VAT on fees: Parents and schools 'facing difficult decisions at short notice', ISC CEO warns
Chief executive of the ISC Julie Robinson has expressed serious concern over the government's recent announcement that VAT will be imposed on independent school fees from January 2025.
Speaking to Tom Swarbrick on LBC earlier today, Julie Robinson responded to comments made by education secretary Bridget Phillipson, who suggested that independent school closures are the result of parental choice. Ms Robinson stated: "Schools have been under a series of financial pressures for some time, and those are bound to take their toll. But there are schools who would otherwise have been able to weather this current economic climate, who are going to find VAT and the loss of business rates relief simply a bridge too far. It's going to be made all the more acute by the acceleration of these plans to place a tax on education from January.
"It's clear that VAT is affecting schools already... we know that from heads and from parents who are faced with this sudden extra tax, they're going to have to make really difficult decisions at short notice.
"It's been announced during the summer holidays... parents who were going to bring their children into new school places in September, I'm hearing from heads that those parents are citing VAT as the reason why they're not now going to send their child in. And for the smaller schools, or schools operating on finer margins, who try and keep their fees as low as possible, losing just a handful of pupils can be the difference between staying open or having to close."
Highlighting the sector's bursary provision, which supports children who might not otherwise be able to access an independent education, Ms Robinson said: "A third of children at independent schools in membership of the ISC are on reduced fee places. So not all these schools are highly, highly expensive schools. They have bursaries, they provide free places as well."

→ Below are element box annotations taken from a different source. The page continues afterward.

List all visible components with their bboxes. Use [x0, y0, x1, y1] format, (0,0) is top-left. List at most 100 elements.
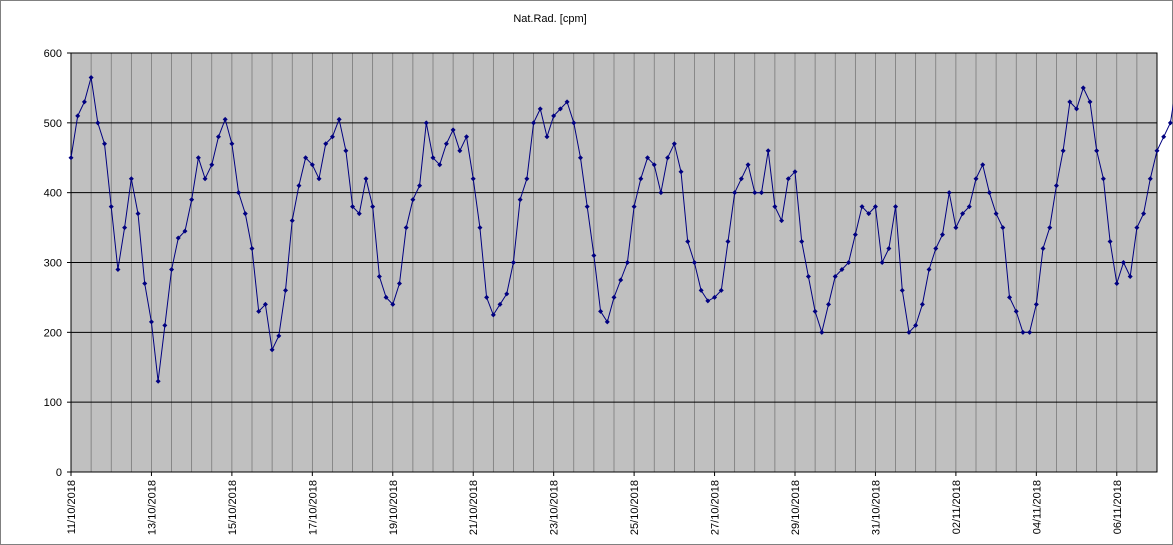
- x-tick-label: 23/10/2018: [549, 480, 561, 535]
- data-point: [457, 148, 463, 154]
- data-point: [852, 232, 858, 238]
- data-point: [792, 169, 798, 175]
- data-point: [517, 197, 523, 203]
- data-point: [993, 211, 999, 217]
- data-point: [826, 301, 832, 307]
- data-point: [1033, 301, 1039, 307]
- data-point: [403, 225, 409, 231]
- data-point: [899, 287, 905, 293]
- data-point: [524, 176, 530, 182]
- data-point: [504, 291, 510, 297]
- data-point: [671, 141, 677, 147]
- data-point: [1053, 183, 1059, 189]
- data-point: [296, 183, 302, 189]
- data-point: [551, 113, 557, 119]
- data-point: [571, 120, 577, 126]
- data-point: [437, 162, 443, 168]
- data-point: [1154, 148, 1160, 154]
- data-point: [155, 378, 161, 384]
- y-tick-label: 200: [44, 327, 62, 339]
- data-point: [443, 141, 449, 147]
- data-point: [289, 218, 295, 224]
- data-point: [678, 169, 684, 175]
- data-point: [323, 141, 329, 147]
- x-tick-label: 13/10/2018: [146, 480, 158, 535]
- data-point: [631, 204, 637, 210]
- data-point: [879, 260, 885, 265]
- data-point: [1100, 176, 1106, 182]
- data-point: [410, 197, 416, 203]
- data-point: [1060, 148, 1066, 154]
- data-point: [725, 239, 731, 245]
- data-point: [222, 116, 228, 122]
- data-point: [886, 246, 892, 252]
- data-point: [256, 308, 262, 314]
- data-point: [1000, 225, 1006, 231]
- data-point: [1167, 120, 1173, 126]
- data-point: [939, 232, 945, 238]
- data-point: [350, 204, 356, 210]
- data-point: [1087, 99, 1093, 105]
- data-point: [1027, 329, 1033, 335]
- x-tick-label: 02/11/2018: [951, 480, 963, 534]
- data-point: [1134, 225, 1140, 231]
- data-point: [577, 155, 583, 161]
- data-point: [1161, 134, 1167, 140]
- data-point: [765, 148, 771, 154]
- data-point: [396, 280, 402, 286]
- data-point: [866, 211, 872, 217]
- data-point: [102, 141, 108, 147]
- data-point: [758, 190, 764, 196]
- data-point: [772, 204, 778, 210]
- x-tick-label: 21/10/2018: [468, 480, 480, 535]
- data-point: [691, 260, 697, 265]
- data-point: [115, 266, 121, 272]
- data-point: [175, 235, 181, 241]
- data-point: [169, 266, 175, 272]
- data-point: [604, 319, 610, 325]
- data-point: [973, 176, 979, 182]
- data-point: [611, 294, 617, 300]
- data-point: [832, 273, 838, 279]
- data-point: [262, 301, 268, 307]
- data-point: [128, 176, 134, 182]
- data-point: [1047, 225, 1053, 231]
- data-point: [95, 120, 101, 126]
- data-point: [839, 266, 845, 272]
- x-tick-label: 11/10/2018: [66, 480, 78, 534]
- data-point: [799, 239, 805, 245]
- data-point: [309, 162, 315, 168]
- data-point: [752, 190, 758, 196]
- data-point: [651, 162, 657, 168]
- data-point: [658, 190, 664, 196]
- data-point: [122, 225, 128, 231]
- plot-border: [70, 52, 1158, 473]
- x-tick-label: 17/10/2018: [307, 480, 319, 535]
- y-tick-label: 400: [44, 188, 62, 200]
- y-tick-label: 100: [44, 397, 62, 409]
- x-tick-label: 31/10/2018: [870, 480, 882, 535]
- data-point: [303, 155, 309, 161]
- data-point: [933, 246, 939, 252]
- data-point: [510, 260, 516, 265]
- data-point: [846, 260, 852, 265]
- data-point: [893, 204, 899, 210]
- data-point: [376, 273, 382, 279]
- data-point: [718, 287, 724, 293]
- data-point: [738, 176, 744, 182]
- data-point: [953, 225, 959, 231]
- data-point: [1120, 260, 1126, 265]
- data-point: [919, 301, 925, 307]
- data-point: [81, 99, 87, 105]
- y-tick-label: 600: [44, 48, 62, 60]
- data-point: [665, 155, 671, 161]
- series-line: [70, 77, 1173, 382]
- data-point: [638, 176, 644, 182]
- x-tick-label: 04/11/2018: [1031, 480, 1043, 534]
- data-point: [329, 134, 335, 140]
- data-point: [1147, 176, 1153, 182]
- data-point: [417, 183, 423, 189]
- data-point: [283, 287, 289, 293]
- data-point: [423, 120, 429, 126]
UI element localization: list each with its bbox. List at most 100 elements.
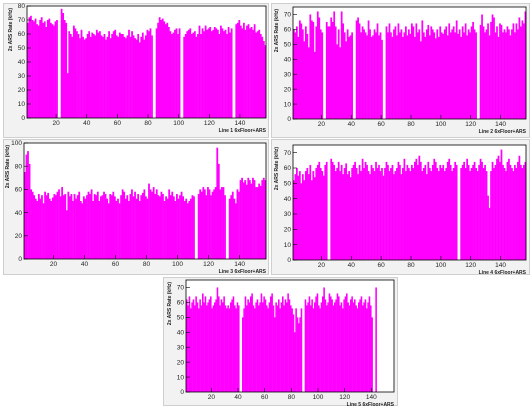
bar [106, 198, 109, 259]
bar [199, 299, 201, 392]
bar [503, 29, 506, 119]
bar [433, 158, 436, 260]
bar [372, 168, 374, 260]
bar [244, 180, 247, 259]
bar [238, 20, 241, 118]
bar [177, 198, 180, 259]
bar [230, 195, 233, 259]
bar [338, 296, 340, 392]
bar [403, 158, 406, 260]
bar [520, 26, 522, 119]
bar [177, 34, 179, 118]
bar [473, 161, 476, 260]
bar [242, 182, 245, 259]
y-tick-label: 30 [18, 73, 26, 80]
bar [275, 302, 277, 392]
bar [322, 296, 324, 392]
bar [112, 31, 115, 119]
bar [40, 17, 43, 119]
bar [96, 191, 99, 259]
bar [521, 168, 524, 260]
bar [463, 161, 466, 260]
bar [515, 23, 518, 119]
bar [31, 20, 34, 118]
bar [476, 171, 479, 260]
bar [327, 302, 329, 392]
bar [430, 26, 433, 119]
bar [190, 34, 193, 118]
bar [67, 191, 70, 259]
bar [238, 191, 240, 259]
bar [362, 305, 364, 392]
bar [224, 195, 226, 259]
bar [451, 29, 454, 119]
bar [45, 195, 48, 259]
y-tick-label: 10 [284, 242, 292, 249]
bar [499, 161, 501, 260]
y-tick-label: 100 [11, 140, 22, 147]
bar [410, 164, 413, 260]
bar [360, 32, 362, 119]
bar [427, 161, 430, 260]
bar [252, 305, 255, 392]
bar [227, 305, 229, 392]
bar [210, 195, 212, 259]
bar [470, 26, 473, 119]
bar [226, 308, 228, 392]
bar [244, 296, 247, 392]
bar [346, 29, 349, 119]
bar [319, 308, 321, 392]
bar [319, 29, 322, 119]
bar [140, 195, 143, 259]
plot-frame [292, 6, 527, 120]
bar [331, 161, 334, 260]
bar [106, 36, 109, 118]
bar [467, 164, 470, 260]
bar [186, 31, 189, 119]
bar [37, 194, 40, 259]
bar [69, 34, 72, 118]
bar [72, 25, 75, 119]
bar [328, 26, 331, 119]
bar [333, 164, 336, 260]
bar [191, 195, 194, 259]
bar [493, 17, 495, 120]
bar [211, 308, 213, 392]
bar [482, 26, 485, 119]
bar [66, 73, 69, 118]
bar [437, 171, 440, 260]
bar [198, 25, 201, 119]
x-tick-label: 120 [204, 120, 215, 127]
bar [129, 194, 132, 259]
bar [91, 32, 94, 118]
bar [375, 161, 377, 260]
bar [347, 302, 349, 392]
bar [253, 180, 256, 259]
bar [28, 17, 31, 119]
bar [216, 287, 219, 392]
bar [121, 189, 124, 259]
bar [443, 171, 446, 260]
bar [349, 177, 352, 260]
bar [430, 171, 433, 260]
bar [138, 42, 141, 118]
bar [491, 14, 494, 119]
bar [427, 24, 430, 120]
bar [442, 33, 445, 119]
bar [34, 18, 37, 119]
bar [479, 24, 482, 120]
bar [348, 305, 351, 392]
x-tick-label: 140 [235, 120, 246, 127]
x-axis-label: Line 1 6xFloor+ARS [219, 128, 267, 134]
bar [44, 191, 46, 259]
bar [207, 28, 210, 118]
bar [358, 302, 360, 392]
bar [524, 11, 527, 120]
bar [188, 201, 191, 259]
bar [478, 164, 480, 260]
bar [78, 191, 81, 259]
bar [204, 25, 207, 119]
bar [137, 194, 140, 259]
bar [296, 317, 299, 392]
bar [245, 184, 248, 259]
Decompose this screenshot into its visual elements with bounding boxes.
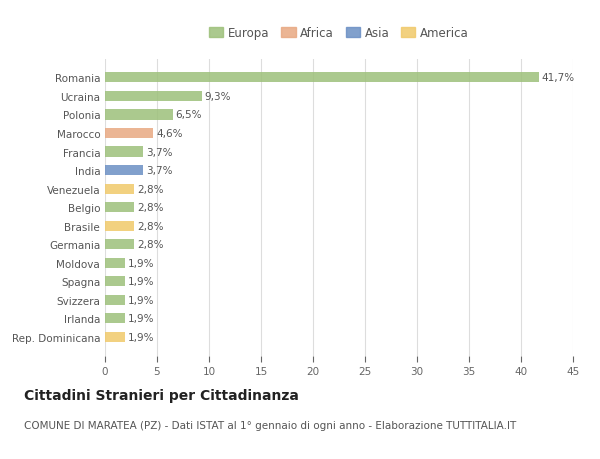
Bar: [105, 147, 143, 157]
Bar: [105, 184, 134, 194]
Bar: [105, 92, 202, 102]
Text: 9,3%: 9,3%: [205, 92, 232, 102]
Bar: [105, 73, 539, 83]
Bar: [105, 129, 153, 139]
Legend: Europa, Africa, Asia, America: Europa, Africa, Asia, America: [209, 27, 469, 40]
Text: 41,7%: 41,7%: [542, 73, 575, 83]
Bar: [105, 277, 125, 287]
Text: 6,5%: 6,5%: [176, 110, 202, 120]
Text: Cittadini Stranieri per Cittadinanza: Cittadini Stranieri per Cittadinanza: [24, 388, 299, 402]
Text: 1,9%: 1,9%: [128, 313, 154, 324]
Text: 1,9%: 1,9%: [128, 258, 154, 268]
Bar: [105, 110, 173, 120]
Text: 2,8%: 2,8%: [137, 203, 164, 213]
Text: 1,9%: 1,9%: [128, 295, 154, 305]
Text: 4,6%: 4,6%: [156, 129, 182, 139]
Text: 1,9%: 1,9%: [128, 332, 154, 342]
Bar: [105, 166, 143, 176]
Text: 2,8%: 2,8%: [137, 221, 164, 231]
Bar: [105, 258, 125, 268]
Text: 1,9%: 1,9%: [128, 277, 154, 287]
Text: 2,8%: 2,8%: [137, 240, 164, 250]
Text: 3,7%: 3,7%: [146, 147, 173, 157]
Bar: [105, 313, 125, 324]
Bar: [105, 221, 134, 231]
Bar: [105, 202, 134, 213]
Bar: [105, 240, 134, 250]
Bar: [105, 295, 125, 305]
Bar: [105, 332, 125, 342]
Text: COMUNE DI MARATEA (PZ) - Dati ISTAT al 1° gennaio di ogni anno - Elaborazione TU: COMUNE DI MARATEA (PZ) - Dati ISTAT al 1…: [24, 420, 516, 430]
Text: 2,8%: 2,8%: [137, 184, 164, 194]
Text: 3,7%: 3,7%: [146, 166, 173, 176]
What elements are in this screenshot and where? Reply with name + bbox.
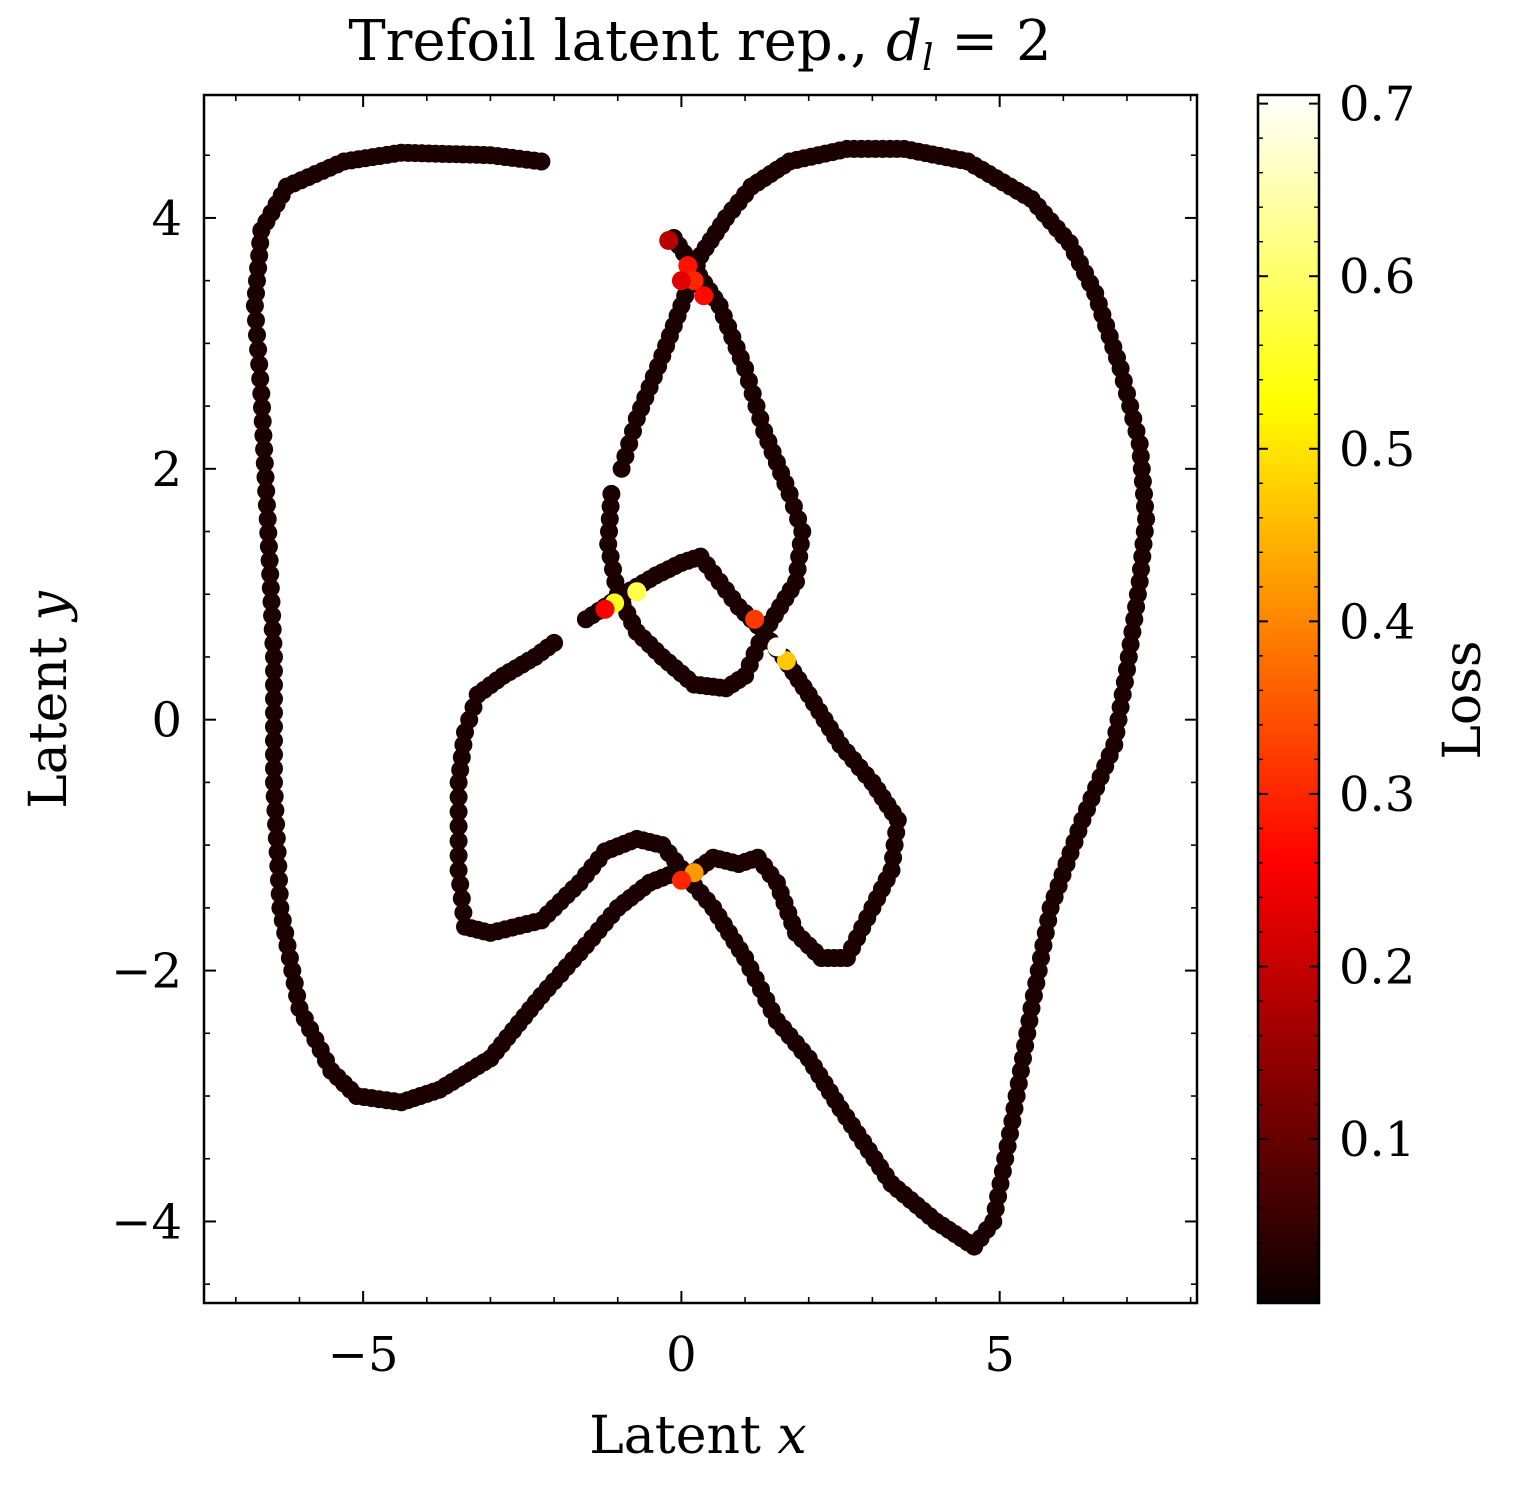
high-loss-point [776, 651, 796, 671]
scatter-point [265, 787, 284, 806]
y-tick-label: 4 [151, 191, 182, 247]
scatter-point [265, 731, 283, 750]
axis-ticks: −5 0 5 −4 −2 0 2 4 [111, 95, 1197, 1383]
high-loss-point [767, 637, 787, 657]
x-tick-label: −5 [328, 1327, 399, 1383]
scatter-points [245, 139, 1156, 1256]
scatter-point [449, 788, 468, 807]
scatter-point [452, 889, 471, 908]
high-loss-point [678, 256, 698, 276]
scatter-point [247, 311, 265, 330]
colorbar-label: Loss [1433, 640, 1493, 759]
scatter-point [255, 454, 274, 473]
scatter-point [255, 440, 274, 459]
scatter-point [270, 884, 289, 903]
scatter-point [263, 620, 282, 639]
scatter-point [449, 861, 468, 880]
scatter-point [257, 482, 276, 501]
scatter-point [449, 802, 468, 821]
scatter-point [267, 815, 286, 834]
y-axis-label: Latent y [19, 591, 79, 809]
scatter-point [545, 633, 564, 652]
high-loss-point [659, 231, 679, 250]
scatter-point [264, 634, 283, 653]
x-axis-label: Latent x [589, 1406, 806, 1466]
scatter-point [454, 903, 473, 922]
scatter-point [449, 846, 468, 865]
scatter-point [266, 801, 285, 820]
scatter-point [259, 523, 278, 542]
high-loss-point [694, 286, 714, 306]
scatter-point [612, 459, 631, 478]
high-loss-point [671, 271, 691, 291]
scatter-point [250, 355, 269, 374]
scatter-point [265, 745, 283, 764]
scatter-point [248, 326, 266, 344]
high-loss-point [671, 870, 691, 890]
colorbar-ticks: 0.1 0.2 0.3 0.4 0.5 0.6 0.7 [1258, 77, 1415, 1278]
colorbar-tick-label: 0.5 [1339, 422, 1415, 478]
scatter-point [254, 426, 273, 445]
scatter-point [249, 340, 268, 359]
x-tick-label: 5 [984, 1327, 1015, 1383]
x-tick-label: 0 [666, 1327, 697, 1383]
scatter-point [451, 875, 470, 894]
scatter-point [259, 537, 278, 556]
y-tick-label: 0 [151, 693, 182, 749]
scatter-point [265, 689, 283, 708]
high-loss-point [627, 582, 647, 602]
scatter-point [270, 871, 288, 889]
plot-area-frame [202, 93, 1199, 1305]
y-tick-label: −2 [111, 944, 182, 1000]
scatter-point [265, 759, 283, 778]
scatter-point [265, 661, 283, 680]
scatter-point [262, 592, 281, 611]
high-loss-point [595, 599, 615, 619]
colorbar-tick-label: 0.4 [1339, 594, 1415, 650]
colorbar [1256, 93, 1321, 1305]
scatter-point [245, 296, 264, 315]
scatter-point [253, 398, 271, 417]
y-tick-label: 2 [151, 442, 182, 498]
scatter-point [261, 579, 280, 597]
scatter-point [456, 917, 474, 936]
scatter-point [260, 551, 279, 570]
colorbar-tick-label: 0.6 [1339, 249, 1415, 305]
y-tick-label: −4 [111, 1194, 182, 1250]
scatter-point [269, 857, 288, 875]
scatter-point [253, 412, 272, 431]
colorbar-tick-label: 0.7 [1339, 77, 1415, 133]
scatter-point [449, 817, 468, 836]
scatter-point [261, 565, 280, 584]
scatter-point [449, 832, 468, 850]
scatter-point [265, 703, 283, 722]
scatter-point [263, 606, 282, 625]
colorbar-tick-label: 0.1 [1339, 1112, 1415, 1168]
colorbar-tick-label: 0.2 [1339, 939, 1415, 995]
high-loss-point [745, 609, 765, 629]
scatter-point [256, 468, 275, 487]
scatter-point [268, 843, 287, 862]
scatter-point [251, 369, 270, 388]
chart-title: Trefoil latent rep., dl = 2 [348, 9, 1051, 79]
scatter-point [257, 496, 276, 515]
scatter-point [258, 510, 277, 528]
scatter-point [265, 675, 283, 694]
colorbar-tick-label: 0.3 [1339, 767, 1415, 823]
scatter-point [265, 773, 283, 792]
scatter-point [265, 717, 283, 736]
scatter-point [265, 648, 283, 666]
scatter-point [252, 384, 271, 403]
scatter-point [267, 829, 286, 848]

Questioned about the Institute for Fiscal Studies (IFS) predictions that 40,000 children could be forced to leave independent schools, Ms Robinson said: "There are three other reports, all of which suggest a far more worrying situation where many, many more children could move. Even the IFS itself says that the evidence is thin and it's difficult to predict. But what we need to remember is that for schools running an efficient and effective school so that they can provide the good teaching that children need, about a half to three quarters of their costs are on staff. About 70 per cent of what is spent by schools is staffing costs, and that's not a frippery."
Expressing concern about VAT being imposed on fees from January 2025, Ms Robinson said: "The expectation was that it was going to be the beginning of an academic year. So, having expected it to be September 2025, over the summer holidays, suddenly there's been an announcement that it will be part-way, and that means all the budgets that are set and the fee structure that's set and the staffing that has all been planned out long in advance suddenly is up in the air... parents have already made decisions and now have an awful lot of thinking to do. It's really disruptive for children. It's a really tough time."
On the reasoning behind Labour's tax plans, Ms Robinson said: "I absolutely see the point that we need a properly funded state sector, and every child deserves a great education. I think we're all behind that. I just don't think this policy is the way to achieve that. It's a bit of a gamble how much it will raise, if anything at all."
Concluding the discussion, Ms Robinson said: "Some studies say ultimately it will cost money to do this because of all the children who are displaced into the state system, including special needs children. So the money to support state education should come from elsewhere, not education. We should be sharing all the education opportunities we've got so that more children can thrive."